Teresa Caldeira was a Visiting Scholar Panel Participant at the Reimagining the Urban Symposium at the Arts Research Center on October 8, 2013.
Teresa Caldeira’s research focuses on the predicaments of urbanization, such as spatial segregation, social discrimination, and the uses of public space in cities of the global south. She has been studying the relationships between urban form and political transformation, particularly in the context of democratization. Her work is interdisciplinary, combining methodologies, theories, and approaches from the different social sciences, the humanities, and the design disciplines. She has been especially concerned with reshaping ethnographic methods for the study of cities.
Teresa Caldeira’s book City of Walls: Crime, Segregation, and Citizenship in São Paulo (University of California Press, 2000), won the Senior Book Prize of the American Ethnological Society in 2001 and has been translated into Portuguese and Spanish. The book presents a comprehensive analysis of the ways in which crime, fear of violence, and disrespect of citizenship rights intertwine with urban transformations to produce a new pattern of urban segregation based on fortified enclaves. Focusing on São Paulo and using comparative data on Los Angeles, City of Walls suggests that the new pattern of urban segregation developing in these cities also appears in many metropolises around the world. It proposes that the built environment may be the arena in which the contestation of democratization, social equalization, and expansion of citizenship rights is materially embodied in contemporary societies.
Teresa Caldeira’s three current research projects seek to investigate new formations of urban life and city space as they intersect with new technologies of the public, new forms of governance, and new paradigms of urban planning.
The first project examines a diverse range of public practices and artistic interventions including graffiti and pixação (tagging), rap, massive demonstrations by minority movements and religious groups, poetry readings, skateboarding, parkour, and motorcycling, that are transforming cities and their public spaces around the world. They articulate anew the profound social inequalities that have always marked these cities and create new modes of using the city. Based on many years of ethnographic research in São Paulo, she argues that these practices, both as artistic productions and urban performances, not only give the subaltern classes new visibility in the city and transform the character of public space but also express highly contradictory forms of political action. They affirm rights to the city while fracturing the public with aggressiveness and expose discrimination while refusing integration. Thus they require new conceptualizations of democratic public space and of the role of citizens in producing the city.
The second research project focuses on peripheral urbanization in the global south. It analyzes and theorizes auto-construction, acknowledging that cities around the world have been largely constructed by their residents, who build not only their own houses but also their neighborhoods. This long-term process involves interaction with state institutions and capitalist markets but in transversal ways. Residents prepare plans but escape the framing of official planning. They utilize mechanisms of land purchase, consumption, and even credit, but bypass the logics of formal real estate, finance, and commodity circulation.
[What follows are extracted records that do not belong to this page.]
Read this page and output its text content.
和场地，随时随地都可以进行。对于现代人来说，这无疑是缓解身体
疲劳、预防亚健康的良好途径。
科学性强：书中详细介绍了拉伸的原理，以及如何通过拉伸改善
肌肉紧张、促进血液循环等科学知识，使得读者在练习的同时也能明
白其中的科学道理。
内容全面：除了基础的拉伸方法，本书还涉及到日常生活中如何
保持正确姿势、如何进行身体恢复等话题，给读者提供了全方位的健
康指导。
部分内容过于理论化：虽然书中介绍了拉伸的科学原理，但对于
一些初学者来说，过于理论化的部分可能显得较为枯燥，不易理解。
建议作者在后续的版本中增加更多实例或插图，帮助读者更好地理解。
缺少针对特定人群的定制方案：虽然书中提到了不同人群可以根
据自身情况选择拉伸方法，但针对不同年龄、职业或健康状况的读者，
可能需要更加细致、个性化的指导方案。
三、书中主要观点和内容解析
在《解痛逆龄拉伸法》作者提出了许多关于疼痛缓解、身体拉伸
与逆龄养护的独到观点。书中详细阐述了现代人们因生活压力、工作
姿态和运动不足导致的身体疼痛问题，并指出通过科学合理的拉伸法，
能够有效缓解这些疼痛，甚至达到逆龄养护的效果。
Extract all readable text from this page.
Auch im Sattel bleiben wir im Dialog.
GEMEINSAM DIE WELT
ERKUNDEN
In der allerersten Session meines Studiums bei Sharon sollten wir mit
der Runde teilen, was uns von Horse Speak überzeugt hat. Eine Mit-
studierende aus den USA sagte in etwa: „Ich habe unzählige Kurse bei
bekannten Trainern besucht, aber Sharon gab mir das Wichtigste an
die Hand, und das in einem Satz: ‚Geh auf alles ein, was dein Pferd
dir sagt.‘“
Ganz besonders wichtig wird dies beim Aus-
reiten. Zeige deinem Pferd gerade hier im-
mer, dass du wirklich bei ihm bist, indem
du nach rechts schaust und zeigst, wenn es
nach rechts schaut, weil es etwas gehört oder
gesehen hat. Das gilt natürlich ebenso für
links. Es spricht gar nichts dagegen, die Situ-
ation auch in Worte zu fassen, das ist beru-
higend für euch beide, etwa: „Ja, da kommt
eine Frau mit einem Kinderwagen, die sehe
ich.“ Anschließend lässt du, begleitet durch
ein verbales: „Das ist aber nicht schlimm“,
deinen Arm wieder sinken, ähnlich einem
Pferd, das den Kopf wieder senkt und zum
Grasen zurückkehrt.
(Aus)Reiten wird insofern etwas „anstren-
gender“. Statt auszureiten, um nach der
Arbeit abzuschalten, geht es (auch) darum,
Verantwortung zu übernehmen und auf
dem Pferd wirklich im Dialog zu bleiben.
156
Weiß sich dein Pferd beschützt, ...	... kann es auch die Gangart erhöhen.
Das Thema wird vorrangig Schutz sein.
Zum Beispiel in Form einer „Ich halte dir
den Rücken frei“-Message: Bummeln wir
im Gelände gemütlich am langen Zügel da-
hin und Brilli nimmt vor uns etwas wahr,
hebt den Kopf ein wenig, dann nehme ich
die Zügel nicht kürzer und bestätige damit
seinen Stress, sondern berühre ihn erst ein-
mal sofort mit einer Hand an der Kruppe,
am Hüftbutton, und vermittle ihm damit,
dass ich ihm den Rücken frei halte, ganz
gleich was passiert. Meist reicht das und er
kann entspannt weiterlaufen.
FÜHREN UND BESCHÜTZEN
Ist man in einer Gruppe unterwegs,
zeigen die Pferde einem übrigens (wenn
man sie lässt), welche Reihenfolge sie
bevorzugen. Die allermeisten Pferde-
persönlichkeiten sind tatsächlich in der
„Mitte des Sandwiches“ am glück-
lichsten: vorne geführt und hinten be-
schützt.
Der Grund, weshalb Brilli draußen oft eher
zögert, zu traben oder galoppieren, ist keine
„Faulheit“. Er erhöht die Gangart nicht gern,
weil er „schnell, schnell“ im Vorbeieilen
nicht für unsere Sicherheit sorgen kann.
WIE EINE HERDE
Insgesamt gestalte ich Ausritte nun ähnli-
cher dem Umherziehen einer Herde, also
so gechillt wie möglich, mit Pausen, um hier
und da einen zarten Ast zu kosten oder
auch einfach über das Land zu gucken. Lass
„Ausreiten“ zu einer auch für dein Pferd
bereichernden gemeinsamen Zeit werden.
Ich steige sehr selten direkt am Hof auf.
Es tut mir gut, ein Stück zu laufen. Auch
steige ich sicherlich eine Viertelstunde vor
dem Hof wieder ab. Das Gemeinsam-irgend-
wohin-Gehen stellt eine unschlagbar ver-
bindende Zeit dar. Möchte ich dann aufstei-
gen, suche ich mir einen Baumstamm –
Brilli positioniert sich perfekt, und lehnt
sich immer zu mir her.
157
While building houses and cities they make themselves into citizens and political agents, become fluent in rights talk, and claim the city as their own.
The third project is a collaboration with Gautam Bhan, from the Indian Institute for Human Settlement; Kelly Gillespie, from the department of anthropology, University of Witwatersrand; and AbdouMaliq Simone, from the Max Planck Institute for the Study of Religious and Ethnic Diversity. The project focuses on four metropolises to the global south -- São Paulo, New Delhi, Johannesburg, and Jakarta – to explore the emergence of surprising new forms of collective life. Their protagonists are a new generation of urbanites who are not migrants but are city-born. Coming of age under democracy and with access to information and consumption unimaginable to previous generations, they demonstrate new and complex relationships with the city and urban citizenship. The new arrangements they create are transforming everyday life, urban spaces, gender relations, and urban politics of many cities across the south.
In 2012, she received a Faculty Mentor Award, Graduate Assembly, University of California, Berkeley.
Teresa Caldeira was named a 2012 Guggenheim Fellow.